THE HAZARDS OF BUSINESS TRIPS

Work is a many-splendored thing. It can range from garbage collecting to paper shuffling, and even, after a recent ruling in Michigan, to sexual intercourse. Domenico Signorelli, 37, was engaged in the latter one spring night in Birmingham, England, when he was overcome by carbon monoxide from a space heater. He died ten days later; his companion, whom he had met on the job, recovered. Signorelli's widow collected $170,000 in life insurance, and there the matter might have ended had her husband committed his indiscretion back home. But since he had been sent abroad by his new employer to get acquainted with the firm's technology, she argued, the death was work-related and should be covered by worker's compensation benefits. The widow and her two children won a ruling awarding them $167 a week for the next ten years --roughly $84,000 in all. Reasoned Administrative Law Judge Leo LaPorte: "Man is by nature a social creature. It is not reasonable to expect that an employee who is on assignment to a distant land will simply stare at the walls of his hotel room after work hours."

LIFE AND DEATH DECISIONS

Delivery of her second child Elin was a breeze for Jennifer Daniels, 30, but since then nothing has been simple. Elin suffers from meningomyelocele, which has paralyzed her below the waist and could cause brain damage. After consulting several doctors, who painted a gloomy picture of Elin's future, the parents refused to authorize any operations. The likely consequences: death within two years. Variety Children's Hospital in Miami, where Elin was staying, asked a local court to allow an operation. Last week, after a hearing that featured a former March of Dimes poster child smiling in her wheel-chair as evidence that afflicted children can lead happy lives, Judge Ralph Ferguson ordered doctors to operate. As a result, Elin can expect to live at least six to eight years. Said the couple's attorney, Milton Kelner: "They are loving, caring parents. Is it not the right of the parents to decide the course of their child, or is it the courts'?"
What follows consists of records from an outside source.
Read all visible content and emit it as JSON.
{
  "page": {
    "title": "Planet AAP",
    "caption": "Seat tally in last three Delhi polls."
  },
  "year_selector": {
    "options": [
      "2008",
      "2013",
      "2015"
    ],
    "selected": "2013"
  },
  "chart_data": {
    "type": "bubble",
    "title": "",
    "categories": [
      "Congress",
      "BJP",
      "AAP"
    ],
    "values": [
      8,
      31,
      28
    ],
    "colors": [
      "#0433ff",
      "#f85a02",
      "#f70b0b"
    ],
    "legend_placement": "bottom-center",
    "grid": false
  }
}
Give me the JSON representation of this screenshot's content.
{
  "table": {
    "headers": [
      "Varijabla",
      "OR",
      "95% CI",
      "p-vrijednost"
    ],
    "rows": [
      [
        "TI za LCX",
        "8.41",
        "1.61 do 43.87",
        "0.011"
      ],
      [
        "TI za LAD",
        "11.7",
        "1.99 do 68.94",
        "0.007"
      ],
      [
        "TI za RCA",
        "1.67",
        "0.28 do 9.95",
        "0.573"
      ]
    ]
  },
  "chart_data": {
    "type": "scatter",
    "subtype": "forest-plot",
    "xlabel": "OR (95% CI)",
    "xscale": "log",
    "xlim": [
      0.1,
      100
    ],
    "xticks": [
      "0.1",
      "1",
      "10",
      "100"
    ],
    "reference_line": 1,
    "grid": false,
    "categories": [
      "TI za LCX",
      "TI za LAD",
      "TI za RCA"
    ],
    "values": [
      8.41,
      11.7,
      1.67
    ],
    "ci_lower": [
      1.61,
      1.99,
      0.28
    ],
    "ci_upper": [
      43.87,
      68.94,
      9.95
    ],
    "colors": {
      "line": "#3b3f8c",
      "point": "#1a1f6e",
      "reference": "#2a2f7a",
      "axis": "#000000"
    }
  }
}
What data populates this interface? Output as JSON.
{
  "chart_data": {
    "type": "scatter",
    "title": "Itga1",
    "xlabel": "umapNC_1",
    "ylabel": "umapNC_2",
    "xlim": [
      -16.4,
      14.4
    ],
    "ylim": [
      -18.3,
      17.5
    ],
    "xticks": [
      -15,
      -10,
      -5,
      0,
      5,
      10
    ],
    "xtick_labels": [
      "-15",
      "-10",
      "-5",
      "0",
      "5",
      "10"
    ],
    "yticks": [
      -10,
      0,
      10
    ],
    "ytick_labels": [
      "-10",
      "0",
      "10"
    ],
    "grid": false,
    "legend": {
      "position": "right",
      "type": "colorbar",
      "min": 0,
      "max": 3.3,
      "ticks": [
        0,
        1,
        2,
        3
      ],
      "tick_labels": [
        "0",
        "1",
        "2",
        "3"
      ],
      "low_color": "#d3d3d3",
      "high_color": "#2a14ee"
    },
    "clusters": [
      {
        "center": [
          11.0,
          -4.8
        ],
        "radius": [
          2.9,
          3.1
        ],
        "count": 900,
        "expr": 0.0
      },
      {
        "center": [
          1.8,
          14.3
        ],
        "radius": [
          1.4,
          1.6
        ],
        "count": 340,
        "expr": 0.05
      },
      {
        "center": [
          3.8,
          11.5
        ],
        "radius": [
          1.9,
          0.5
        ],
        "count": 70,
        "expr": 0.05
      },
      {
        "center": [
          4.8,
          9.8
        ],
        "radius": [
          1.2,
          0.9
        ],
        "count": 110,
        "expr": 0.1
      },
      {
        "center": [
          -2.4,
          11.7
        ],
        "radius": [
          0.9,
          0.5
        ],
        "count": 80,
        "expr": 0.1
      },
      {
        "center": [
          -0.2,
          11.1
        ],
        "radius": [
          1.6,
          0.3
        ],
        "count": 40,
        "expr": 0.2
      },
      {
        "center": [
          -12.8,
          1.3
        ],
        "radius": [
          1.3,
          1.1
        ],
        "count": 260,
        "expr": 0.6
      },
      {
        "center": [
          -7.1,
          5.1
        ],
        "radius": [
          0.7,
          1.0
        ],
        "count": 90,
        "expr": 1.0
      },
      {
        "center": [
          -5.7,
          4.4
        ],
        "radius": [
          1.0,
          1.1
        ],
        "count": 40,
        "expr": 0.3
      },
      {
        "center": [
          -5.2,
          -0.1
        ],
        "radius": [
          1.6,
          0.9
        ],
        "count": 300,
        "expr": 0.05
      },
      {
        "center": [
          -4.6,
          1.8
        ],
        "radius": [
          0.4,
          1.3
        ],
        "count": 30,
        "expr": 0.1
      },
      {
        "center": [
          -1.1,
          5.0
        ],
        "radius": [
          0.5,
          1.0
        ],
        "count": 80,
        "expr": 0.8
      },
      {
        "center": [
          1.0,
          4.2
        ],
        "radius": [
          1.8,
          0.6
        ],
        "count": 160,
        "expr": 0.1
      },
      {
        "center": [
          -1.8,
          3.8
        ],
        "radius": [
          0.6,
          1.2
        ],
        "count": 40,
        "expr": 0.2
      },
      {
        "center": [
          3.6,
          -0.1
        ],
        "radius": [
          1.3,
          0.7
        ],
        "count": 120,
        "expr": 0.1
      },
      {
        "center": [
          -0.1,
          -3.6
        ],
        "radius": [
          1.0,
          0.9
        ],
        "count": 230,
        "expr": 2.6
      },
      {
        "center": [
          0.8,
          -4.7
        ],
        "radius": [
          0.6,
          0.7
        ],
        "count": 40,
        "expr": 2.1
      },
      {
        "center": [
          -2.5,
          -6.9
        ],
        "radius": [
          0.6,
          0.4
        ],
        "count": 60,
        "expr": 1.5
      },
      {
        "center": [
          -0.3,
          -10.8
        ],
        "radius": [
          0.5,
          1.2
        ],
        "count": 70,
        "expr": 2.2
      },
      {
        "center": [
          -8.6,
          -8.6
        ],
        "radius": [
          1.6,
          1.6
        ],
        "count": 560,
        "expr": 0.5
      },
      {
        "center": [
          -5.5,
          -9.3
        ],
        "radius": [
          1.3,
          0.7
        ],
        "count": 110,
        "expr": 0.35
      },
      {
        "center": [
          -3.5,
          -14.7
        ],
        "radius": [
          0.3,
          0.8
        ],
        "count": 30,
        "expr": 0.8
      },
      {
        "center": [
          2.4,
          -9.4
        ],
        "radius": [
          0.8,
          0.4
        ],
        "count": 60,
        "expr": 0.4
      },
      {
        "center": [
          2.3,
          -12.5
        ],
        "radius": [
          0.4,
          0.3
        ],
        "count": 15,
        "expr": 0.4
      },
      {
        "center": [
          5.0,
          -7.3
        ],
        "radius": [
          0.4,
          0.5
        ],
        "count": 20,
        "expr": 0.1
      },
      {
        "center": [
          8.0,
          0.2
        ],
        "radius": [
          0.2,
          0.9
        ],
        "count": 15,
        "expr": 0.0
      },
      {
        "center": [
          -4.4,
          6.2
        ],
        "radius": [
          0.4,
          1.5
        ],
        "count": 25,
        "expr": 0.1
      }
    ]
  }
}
A similar but even more vexing case involving deformed Siamese twins is scheduled for a preliminary criminal hearing this week in Illinois. The twins, joined at the waist, have a total of three legs. Their parents, Pamela Schopp and Dr. Robert Mueller, allegedly decided at birth that the twins should be allowed to die. But, though receiving little food, they clung to life. After eight days the state took custody and then brought charges of attempted murder against the twins' parents and their physician. Said Illinois State Attorney Edward Litak: "These kids weren't denied a machine; they were denied ordinary sustenance." No matter how the prosecution turns out, someone, most likely a judge, faces a tough decision: Should the twins be separated, with the prospect of almost certain death for one, or should they be left alone, possibly resulting in the death of both?